FIG. 5 is another prior art apparatus. At first glance, it would appear that the apparatus would work to separate particles into two or more groups. However, upon closer inspection and modeling, the apparatus fails to separate particles into two or more groups as they are traveling through the apparatus. Particles passing through the apparatus described in will hug the surface of the wall as shown in FIG. 5 and continue down along the walls of the S-curve. The rotor (paddle wheel) in the middle of the apparatus functions to provide additional axial mixing of the air and the particles (fibers) to provide a more uniform distribution of the particles, not to separate the particles into two or more groups, especially based on inertial and/or aerodynamic characteristic differences between the particles.

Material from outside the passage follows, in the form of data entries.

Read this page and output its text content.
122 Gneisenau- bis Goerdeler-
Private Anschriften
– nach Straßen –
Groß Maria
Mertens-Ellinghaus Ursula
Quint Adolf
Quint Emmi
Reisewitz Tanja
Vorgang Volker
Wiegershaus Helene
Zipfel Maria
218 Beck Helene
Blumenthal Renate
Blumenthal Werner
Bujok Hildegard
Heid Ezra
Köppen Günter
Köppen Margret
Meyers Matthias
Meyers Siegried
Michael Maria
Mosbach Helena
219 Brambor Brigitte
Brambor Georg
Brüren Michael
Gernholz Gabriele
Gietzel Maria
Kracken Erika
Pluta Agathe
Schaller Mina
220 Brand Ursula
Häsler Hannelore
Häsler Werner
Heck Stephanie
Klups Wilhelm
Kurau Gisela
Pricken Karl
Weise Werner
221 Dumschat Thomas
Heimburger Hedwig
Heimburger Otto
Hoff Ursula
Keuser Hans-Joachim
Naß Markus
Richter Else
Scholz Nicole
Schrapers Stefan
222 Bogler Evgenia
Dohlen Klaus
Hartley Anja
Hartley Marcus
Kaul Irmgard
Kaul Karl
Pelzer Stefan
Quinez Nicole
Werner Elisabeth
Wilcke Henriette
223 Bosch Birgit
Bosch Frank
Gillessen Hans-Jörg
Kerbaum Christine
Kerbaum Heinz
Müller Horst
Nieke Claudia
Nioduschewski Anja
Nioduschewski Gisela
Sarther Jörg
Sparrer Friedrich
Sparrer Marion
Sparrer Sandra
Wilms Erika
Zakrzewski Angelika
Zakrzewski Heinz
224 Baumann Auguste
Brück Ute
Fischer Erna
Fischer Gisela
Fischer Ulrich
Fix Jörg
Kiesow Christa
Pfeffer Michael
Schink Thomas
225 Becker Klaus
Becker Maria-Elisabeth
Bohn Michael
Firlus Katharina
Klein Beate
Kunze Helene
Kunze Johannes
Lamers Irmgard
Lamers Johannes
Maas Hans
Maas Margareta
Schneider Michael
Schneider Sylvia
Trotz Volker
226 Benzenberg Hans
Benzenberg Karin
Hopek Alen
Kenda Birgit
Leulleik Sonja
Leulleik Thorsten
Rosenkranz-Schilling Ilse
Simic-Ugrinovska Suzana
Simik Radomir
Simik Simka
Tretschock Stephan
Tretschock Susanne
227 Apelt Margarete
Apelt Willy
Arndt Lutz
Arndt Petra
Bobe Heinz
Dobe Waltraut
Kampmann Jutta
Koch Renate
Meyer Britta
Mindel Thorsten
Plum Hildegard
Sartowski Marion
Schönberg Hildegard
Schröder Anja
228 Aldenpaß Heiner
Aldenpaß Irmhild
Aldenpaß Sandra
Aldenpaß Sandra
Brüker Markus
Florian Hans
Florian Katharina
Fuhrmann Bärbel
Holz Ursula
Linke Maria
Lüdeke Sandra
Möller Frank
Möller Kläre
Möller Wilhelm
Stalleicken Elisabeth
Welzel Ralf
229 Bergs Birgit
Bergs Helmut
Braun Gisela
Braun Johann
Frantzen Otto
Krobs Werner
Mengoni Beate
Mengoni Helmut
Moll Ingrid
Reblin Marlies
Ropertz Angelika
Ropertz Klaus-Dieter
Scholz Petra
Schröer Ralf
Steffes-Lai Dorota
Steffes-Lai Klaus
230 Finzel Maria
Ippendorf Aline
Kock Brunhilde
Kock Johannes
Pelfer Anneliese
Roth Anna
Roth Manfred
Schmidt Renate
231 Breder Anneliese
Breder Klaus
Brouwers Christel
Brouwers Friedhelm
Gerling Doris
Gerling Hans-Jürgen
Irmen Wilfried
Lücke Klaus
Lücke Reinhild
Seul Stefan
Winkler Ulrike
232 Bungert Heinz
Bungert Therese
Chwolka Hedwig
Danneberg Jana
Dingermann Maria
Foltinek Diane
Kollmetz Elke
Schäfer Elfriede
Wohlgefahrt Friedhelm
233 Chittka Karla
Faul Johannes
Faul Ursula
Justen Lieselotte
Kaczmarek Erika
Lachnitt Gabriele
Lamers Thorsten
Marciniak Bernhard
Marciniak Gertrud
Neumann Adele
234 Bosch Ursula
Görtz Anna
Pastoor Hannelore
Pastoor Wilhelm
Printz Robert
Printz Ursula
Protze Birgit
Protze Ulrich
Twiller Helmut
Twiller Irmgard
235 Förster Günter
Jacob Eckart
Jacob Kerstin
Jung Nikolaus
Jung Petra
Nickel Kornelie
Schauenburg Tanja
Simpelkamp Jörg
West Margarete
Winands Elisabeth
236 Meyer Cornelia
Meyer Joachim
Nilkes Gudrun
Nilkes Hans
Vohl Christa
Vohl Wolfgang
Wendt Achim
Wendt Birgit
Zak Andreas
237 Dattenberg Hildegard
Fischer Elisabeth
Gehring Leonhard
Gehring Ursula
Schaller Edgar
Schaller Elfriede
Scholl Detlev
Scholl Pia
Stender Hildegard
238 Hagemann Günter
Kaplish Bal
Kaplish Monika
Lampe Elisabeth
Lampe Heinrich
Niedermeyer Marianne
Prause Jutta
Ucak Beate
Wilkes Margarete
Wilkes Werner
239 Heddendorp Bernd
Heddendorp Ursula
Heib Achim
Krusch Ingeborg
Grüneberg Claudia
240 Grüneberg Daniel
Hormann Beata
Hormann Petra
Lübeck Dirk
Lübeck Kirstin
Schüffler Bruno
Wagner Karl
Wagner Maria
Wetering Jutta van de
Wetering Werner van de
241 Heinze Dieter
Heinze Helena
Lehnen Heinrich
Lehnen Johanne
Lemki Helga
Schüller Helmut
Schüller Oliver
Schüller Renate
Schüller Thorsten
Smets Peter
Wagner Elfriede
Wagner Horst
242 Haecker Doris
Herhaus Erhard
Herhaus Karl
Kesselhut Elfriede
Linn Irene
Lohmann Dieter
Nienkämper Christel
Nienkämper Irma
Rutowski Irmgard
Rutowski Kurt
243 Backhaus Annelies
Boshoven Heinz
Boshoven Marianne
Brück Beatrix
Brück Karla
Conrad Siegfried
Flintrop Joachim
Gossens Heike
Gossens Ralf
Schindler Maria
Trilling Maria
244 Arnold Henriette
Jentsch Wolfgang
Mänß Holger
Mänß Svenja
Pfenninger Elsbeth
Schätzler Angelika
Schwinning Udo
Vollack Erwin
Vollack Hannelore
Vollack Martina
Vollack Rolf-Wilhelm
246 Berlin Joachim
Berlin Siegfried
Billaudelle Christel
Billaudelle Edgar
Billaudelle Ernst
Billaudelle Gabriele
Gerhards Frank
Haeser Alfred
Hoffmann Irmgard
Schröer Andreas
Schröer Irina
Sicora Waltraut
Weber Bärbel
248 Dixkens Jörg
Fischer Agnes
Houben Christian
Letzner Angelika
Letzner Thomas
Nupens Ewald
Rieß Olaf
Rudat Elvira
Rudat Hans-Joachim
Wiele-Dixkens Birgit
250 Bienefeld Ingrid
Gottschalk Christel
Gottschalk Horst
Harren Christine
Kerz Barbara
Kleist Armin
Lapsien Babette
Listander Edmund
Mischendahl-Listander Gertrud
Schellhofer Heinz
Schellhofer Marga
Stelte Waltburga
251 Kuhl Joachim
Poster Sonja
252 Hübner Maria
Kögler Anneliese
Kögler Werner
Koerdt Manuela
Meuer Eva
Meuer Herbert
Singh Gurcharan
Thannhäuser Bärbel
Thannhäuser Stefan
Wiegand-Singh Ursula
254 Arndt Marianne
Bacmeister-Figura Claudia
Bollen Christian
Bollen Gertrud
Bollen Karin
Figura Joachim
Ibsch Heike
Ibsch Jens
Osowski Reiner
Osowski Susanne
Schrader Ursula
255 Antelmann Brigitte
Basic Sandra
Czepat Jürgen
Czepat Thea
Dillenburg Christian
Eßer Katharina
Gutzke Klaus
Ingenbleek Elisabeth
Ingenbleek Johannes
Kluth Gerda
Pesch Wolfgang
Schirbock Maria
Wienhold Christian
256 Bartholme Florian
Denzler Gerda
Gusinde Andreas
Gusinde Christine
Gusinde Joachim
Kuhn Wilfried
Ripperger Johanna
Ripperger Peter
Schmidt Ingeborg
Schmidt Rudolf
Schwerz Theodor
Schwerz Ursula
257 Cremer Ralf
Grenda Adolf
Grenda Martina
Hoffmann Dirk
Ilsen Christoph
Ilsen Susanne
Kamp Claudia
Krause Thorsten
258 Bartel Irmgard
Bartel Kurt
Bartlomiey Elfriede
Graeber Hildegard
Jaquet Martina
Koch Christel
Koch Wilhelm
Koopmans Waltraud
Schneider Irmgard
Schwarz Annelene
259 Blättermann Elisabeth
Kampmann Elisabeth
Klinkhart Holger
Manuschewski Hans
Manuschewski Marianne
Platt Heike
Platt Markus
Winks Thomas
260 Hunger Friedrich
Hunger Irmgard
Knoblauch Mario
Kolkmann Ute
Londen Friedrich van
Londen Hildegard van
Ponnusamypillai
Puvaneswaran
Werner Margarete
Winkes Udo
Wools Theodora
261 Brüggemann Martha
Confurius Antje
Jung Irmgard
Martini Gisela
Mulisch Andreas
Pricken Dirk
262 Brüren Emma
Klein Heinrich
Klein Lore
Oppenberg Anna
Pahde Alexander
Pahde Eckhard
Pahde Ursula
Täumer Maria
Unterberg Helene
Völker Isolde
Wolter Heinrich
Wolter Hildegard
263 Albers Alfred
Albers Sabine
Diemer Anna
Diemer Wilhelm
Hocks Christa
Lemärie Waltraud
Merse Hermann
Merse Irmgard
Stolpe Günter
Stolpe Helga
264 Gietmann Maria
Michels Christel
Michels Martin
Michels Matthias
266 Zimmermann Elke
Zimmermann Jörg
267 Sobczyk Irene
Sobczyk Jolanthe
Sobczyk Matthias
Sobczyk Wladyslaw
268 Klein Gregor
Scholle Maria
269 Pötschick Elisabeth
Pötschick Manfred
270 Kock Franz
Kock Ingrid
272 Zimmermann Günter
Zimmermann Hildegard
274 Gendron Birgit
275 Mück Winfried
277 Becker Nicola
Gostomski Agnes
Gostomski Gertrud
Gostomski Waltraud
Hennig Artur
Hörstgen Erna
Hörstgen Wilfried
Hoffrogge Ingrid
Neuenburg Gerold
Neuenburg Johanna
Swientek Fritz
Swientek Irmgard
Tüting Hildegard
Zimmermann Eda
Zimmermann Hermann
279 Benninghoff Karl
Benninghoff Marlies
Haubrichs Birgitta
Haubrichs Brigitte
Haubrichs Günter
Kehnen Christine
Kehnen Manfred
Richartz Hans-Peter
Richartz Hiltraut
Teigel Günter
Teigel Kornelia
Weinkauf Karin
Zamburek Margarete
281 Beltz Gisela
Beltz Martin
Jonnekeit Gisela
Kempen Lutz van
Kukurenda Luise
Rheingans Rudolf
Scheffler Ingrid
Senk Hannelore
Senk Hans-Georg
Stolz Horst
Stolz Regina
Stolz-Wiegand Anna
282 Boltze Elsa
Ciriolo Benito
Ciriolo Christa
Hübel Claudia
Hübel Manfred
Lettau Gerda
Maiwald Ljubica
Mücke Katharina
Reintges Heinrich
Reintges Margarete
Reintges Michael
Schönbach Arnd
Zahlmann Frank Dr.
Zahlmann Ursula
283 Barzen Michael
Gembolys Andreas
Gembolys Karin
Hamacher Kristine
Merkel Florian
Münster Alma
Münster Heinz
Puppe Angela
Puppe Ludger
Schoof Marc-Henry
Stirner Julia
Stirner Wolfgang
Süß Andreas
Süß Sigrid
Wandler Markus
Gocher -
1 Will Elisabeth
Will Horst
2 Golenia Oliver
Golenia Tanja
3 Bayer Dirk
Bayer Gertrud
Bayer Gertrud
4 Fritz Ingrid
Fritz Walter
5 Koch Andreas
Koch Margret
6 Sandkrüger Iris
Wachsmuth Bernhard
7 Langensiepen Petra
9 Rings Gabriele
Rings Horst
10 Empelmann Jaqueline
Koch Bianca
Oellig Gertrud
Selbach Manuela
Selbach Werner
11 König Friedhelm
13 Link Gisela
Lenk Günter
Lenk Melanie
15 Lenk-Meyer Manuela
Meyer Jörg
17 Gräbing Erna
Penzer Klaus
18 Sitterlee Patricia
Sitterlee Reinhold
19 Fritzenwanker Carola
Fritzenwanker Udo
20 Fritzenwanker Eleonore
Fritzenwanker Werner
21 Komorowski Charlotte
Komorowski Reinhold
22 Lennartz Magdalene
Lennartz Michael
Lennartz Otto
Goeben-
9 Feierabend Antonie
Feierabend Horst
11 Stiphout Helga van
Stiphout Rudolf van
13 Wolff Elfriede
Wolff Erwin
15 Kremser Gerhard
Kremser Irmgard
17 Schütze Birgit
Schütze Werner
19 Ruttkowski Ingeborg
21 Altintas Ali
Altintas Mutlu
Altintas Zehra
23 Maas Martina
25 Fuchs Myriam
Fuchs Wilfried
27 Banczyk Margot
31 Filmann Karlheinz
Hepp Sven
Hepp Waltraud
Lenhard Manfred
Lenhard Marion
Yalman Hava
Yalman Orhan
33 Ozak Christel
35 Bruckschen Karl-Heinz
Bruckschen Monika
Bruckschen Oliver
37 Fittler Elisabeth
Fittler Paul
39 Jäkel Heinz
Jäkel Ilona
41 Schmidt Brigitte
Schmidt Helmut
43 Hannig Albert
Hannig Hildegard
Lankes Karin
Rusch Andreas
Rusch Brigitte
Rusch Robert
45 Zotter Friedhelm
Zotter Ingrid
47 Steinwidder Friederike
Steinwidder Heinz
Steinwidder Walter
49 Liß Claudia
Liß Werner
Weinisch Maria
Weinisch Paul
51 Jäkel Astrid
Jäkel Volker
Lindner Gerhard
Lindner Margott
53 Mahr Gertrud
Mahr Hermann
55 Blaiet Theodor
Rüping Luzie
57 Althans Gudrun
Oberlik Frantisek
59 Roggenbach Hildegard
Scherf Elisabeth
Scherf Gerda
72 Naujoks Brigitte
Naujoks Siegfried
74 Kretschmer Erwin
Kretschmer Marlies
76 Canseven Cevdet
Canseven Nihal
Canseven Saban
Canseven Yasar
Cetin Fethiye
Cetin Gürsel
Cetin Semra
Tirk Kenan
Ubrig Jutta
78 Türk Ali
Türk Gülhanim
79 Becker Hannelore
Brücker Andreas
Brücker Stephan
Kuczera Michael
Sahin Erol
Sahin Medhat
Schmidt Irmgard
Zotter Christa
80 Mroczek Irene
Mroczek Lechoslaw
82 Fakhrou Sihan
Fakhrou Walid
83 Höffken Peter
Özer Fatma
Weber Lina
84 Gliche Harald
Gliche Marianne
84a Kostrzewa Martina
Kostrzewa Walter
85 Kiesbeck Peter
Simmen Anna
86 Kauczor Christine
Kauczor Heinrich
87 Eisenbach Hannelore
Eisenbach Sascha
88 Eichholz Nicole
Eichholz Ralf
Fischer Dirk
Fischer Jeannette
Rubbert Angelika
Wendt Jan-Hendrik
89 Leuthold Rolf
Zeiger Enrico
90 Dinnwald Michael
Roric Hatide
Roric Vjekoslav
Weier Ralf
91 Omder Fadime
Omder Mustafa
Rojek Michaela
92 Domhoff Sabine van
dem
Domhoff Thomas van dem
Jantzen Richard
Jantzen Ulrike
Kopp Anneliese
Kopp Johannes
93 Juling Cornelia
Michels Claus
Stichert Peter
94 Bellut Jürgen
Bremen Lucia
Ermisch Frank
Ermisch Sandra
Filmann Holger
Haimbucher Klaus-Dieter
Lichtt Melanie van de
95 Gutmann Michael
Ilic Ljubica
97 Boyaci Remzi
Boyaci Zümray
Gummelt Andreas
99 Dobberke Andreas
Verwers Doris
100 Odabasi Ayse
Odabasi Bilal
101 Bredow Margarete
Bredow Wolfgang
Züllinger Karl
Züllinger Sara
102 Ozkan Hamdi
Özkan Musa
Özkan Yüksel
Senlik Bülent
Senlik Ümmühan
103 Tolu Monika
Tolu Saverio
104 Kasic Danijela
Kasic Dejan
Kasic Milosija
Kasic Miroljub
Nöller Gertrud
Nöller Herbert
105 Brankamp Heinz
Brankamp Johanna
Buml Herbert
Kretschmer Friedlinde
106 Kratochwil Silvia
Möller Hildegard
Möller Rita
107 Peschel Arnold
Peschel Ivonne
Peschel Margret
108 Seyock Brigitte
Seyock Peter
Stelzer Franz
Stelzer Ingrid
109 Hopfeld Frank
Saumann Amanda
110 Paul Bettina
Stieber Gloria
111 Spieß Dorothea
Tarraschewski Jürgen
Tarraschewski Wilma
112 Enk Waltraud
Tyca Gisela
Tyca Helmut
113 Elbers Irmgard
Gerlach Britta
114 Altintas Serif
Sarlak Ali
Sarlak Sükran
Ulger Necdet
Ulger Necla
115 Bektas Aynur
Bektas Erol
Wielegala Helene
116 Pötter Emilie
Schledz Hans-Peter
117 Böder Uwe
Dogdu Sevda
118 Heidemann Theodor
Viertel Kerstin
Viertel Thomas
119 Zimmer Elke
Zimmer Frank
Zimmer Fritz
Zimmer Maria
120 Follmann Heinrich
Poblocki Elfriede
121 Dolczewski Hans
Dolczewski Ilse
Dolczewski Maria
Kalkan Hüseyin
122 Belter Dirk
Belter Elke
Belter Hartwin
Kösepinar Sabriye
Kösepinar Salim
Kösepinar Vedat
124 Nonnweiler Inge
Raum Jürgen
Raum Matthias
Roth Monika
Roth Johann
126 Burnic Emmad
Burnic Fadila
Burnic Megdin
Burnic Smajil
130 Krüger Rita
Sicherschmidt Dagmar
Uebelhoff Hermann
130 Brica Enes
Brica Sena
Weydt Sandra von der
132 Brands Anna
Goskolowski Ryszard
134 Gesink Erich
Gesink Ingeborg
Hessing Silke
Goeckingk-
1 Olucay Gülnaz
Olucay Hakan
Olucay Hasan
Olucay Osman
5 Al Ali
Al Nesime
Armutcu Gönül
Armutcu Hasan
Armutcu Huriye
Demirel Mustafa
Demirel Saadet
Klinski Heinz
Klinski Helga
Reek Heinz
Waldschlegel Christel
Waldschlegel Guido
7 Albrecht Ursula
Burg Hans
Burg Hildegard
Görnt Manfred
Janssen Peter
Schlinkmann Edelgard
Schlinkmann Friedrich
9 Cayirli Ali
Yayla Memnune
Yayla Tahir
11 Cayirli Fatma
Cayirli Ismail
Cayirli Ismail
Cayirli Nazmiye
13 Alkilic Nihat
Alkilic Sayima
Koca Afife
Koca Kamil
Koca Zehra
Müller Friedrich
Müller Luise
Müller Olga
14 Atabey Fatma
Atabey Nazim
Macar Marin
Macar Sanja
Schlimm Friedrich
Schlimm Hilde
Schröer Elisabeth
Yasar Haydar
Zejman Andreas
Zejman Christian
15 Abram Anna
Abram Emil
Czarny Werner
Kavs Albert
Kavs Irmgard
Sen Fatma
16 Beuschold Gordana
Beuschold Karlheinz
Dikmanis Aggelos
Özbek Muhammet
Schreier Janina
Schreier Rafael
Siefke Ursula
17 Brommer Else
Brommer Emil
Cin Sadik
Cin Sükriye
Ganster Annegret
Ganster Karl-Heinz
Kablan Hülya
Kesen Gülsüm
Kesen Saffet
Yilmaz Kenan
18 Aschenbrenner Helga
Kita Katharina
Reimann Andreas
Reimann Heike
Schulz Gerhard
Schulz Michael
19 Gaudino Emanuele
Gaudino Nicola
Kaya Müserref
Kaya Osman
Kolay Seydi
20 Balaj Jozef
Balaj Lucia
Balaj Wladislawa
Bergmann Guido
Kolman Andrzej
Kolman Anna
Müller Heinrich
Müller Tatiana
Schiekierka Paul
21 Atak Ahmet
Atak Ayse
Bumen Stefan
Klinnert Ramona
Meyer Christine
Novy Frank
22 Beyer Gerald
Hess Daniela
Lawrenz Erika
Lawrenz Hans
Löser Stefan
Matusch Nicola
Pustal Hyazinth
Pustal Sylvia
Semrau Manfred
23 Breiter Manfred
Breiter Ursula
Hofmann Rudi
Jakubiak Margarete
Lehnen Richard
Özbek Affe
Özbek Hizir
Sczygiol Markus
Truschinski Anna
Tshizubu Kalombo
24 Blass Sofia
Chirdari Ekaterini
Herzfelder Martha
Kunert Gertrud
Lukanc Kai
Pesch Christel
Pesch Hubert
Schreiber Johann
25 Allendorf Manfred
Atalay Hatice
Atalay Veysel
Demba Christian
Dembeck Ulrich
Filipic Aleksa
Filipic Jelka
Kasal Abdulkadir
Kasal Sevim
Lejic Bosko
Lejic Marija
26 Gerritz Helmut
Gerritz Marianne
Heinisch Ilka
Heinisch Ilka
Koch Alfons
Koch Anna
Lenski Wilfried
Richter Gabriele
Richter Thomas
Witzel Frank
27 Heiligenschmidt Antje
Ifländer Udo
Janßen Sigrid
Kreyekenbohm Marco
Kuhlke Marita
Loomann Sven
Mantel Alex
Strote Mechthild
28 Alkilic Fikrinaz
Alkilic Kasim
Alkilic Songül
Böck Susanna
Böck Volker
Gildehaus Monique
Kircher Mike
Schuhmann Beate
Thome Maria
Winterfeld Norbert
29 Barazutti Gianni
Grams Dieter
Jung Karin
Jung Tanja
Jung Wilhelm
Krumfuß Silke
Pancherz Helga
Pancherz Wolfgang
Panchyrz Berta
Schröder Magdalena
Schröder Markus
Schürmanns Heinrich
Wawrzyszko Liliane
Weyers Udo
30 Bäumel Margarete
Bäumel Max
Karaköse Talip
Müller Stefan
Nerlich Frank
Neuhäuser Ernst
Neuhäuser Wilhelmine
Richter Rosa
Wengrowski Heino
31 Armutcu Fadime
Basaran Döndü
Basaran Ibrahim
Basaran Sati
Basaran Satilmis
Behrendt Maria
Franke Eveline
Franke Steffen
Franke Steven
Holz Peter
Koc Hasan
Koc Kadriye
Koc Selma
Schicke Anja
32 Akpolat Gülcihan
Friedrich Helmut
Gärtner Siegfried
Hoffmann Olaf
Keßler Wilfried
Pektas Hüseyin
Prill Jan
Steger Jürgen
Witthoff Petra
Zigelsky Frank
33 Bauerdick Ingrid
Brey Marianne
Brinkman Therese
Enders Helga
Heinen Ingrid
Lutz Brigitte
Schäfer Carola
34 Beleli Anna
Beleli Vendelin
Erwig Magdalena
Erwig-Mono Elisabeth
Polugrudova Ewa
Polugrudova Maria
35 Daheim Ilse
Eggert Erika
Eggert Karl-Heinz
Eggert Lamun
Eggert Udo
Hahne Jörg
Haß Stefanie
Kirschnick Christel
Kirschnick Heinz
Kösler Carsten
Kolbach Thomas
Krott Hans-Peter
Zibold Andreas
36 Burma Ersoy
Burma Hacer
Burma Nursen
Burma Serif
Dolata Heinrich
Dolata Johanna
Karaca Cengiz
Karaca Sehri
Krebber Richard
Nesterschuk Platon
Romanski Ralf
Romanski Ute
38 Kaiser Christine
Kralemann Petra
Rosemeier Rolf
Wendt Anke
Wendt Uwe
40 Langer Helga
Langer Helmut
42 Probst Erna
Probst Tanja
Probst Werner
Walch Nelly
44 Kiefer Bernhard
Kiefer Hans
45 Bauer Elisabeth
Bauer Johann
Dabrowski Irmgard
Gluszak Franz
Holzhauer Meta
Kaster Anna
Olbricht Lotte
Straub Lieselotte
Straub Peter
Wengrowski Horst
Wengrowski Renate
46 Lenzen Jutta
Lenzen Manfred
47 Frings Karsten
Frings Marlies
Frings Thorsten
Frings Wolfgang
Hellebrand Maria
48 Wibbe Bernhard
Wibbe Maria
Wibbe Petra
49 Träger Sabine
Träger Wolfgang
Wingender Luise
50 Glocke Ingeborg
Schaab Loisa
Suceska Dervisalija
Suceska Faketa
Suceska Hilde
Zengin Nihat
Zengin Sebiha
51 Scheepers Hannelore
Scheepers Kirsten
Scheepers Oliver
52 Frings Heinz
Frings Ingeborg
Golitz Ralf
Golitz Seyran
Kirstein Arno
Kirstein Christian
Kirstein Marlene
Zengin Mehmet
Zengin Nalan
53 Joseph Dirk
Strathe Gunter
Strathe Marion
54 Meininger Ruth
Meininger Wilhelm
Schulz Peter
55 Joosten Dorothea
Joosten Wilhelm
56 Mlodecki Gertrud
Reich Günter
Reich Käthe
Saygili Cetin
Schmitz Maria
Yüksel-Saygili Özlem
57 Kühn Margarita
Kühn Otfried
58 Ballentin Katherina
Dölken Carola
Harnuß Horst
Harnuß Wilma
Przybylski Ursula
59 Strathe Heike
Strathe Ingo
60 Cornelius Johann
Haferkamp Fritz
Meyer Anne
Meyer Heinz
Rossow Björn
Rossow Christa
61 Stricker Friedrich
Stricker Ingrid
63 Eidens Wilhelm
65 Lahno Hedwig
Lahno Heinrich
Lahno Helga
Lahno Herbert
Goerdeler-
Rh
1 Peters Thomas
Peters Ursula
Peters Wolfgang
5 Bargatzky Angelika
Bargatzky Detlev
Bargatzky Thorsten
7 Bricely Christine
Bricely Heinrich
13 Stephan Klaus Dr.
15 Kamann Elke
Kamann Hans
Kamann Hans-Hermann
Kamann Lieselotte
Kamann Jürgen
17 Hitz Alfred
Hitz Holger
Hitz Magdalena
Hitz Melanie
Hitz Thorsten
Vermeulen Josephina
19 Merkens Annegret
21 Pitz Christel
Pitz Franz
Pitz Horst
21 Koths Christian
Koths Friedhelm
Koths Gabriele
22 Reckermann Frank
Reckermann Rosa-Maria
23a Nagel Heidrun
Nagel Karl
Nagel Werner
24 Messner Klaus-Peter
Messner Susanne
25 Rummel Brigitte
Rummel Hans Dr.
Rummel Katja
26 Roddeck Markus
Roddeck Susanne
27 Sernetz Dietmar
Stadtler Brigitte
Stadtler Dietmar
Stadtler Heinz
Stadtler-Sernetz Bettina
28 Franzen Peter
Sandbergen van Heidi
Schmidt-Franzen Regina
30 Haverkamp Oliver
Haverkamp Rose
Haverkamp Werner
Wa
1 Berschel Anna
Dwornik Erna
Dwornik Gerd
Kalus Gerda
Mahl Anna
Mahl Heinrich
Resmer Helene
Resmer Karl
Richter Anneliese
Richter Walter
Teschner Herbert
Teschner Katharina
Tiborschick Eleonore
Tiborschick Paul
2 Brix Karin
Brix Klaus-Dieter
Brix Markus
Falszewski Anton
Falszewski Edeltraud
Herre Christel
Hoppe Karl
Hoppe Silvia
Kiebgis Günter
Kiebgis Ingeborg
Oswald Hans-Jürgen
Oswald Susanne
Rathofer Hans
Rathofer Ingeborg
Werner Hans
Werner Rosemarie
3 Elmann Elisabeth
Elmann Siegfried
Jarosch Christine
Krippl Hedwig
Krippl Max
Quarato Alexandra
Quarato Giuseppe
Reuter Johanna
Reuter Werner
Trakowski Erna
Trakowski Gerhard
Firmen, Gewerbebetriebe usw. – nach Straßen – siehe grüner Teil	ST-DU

As a result of the designs of the prior art apparatuses, none of them teach or function to separate the particles traveling through them into two or more groups of particles, especially where the separation is based on inertial and/or aerodynamic characteristic differences between the particles traveling through the apparatuses.
Formulators desire a high-throughput apparatus that does not utilize screens and/or sieves or have other obstructions in the main crossflow, while still being able to produce a more uniform distribution of the particles, based on size, density, aspect ratio and other properties associated with the particles.
Accordingly, there is a need for an apparatus that is capable of separating a portion of particles traveling through the apparatus from other particles traveling through the apparatus and methods for using such an apparatus.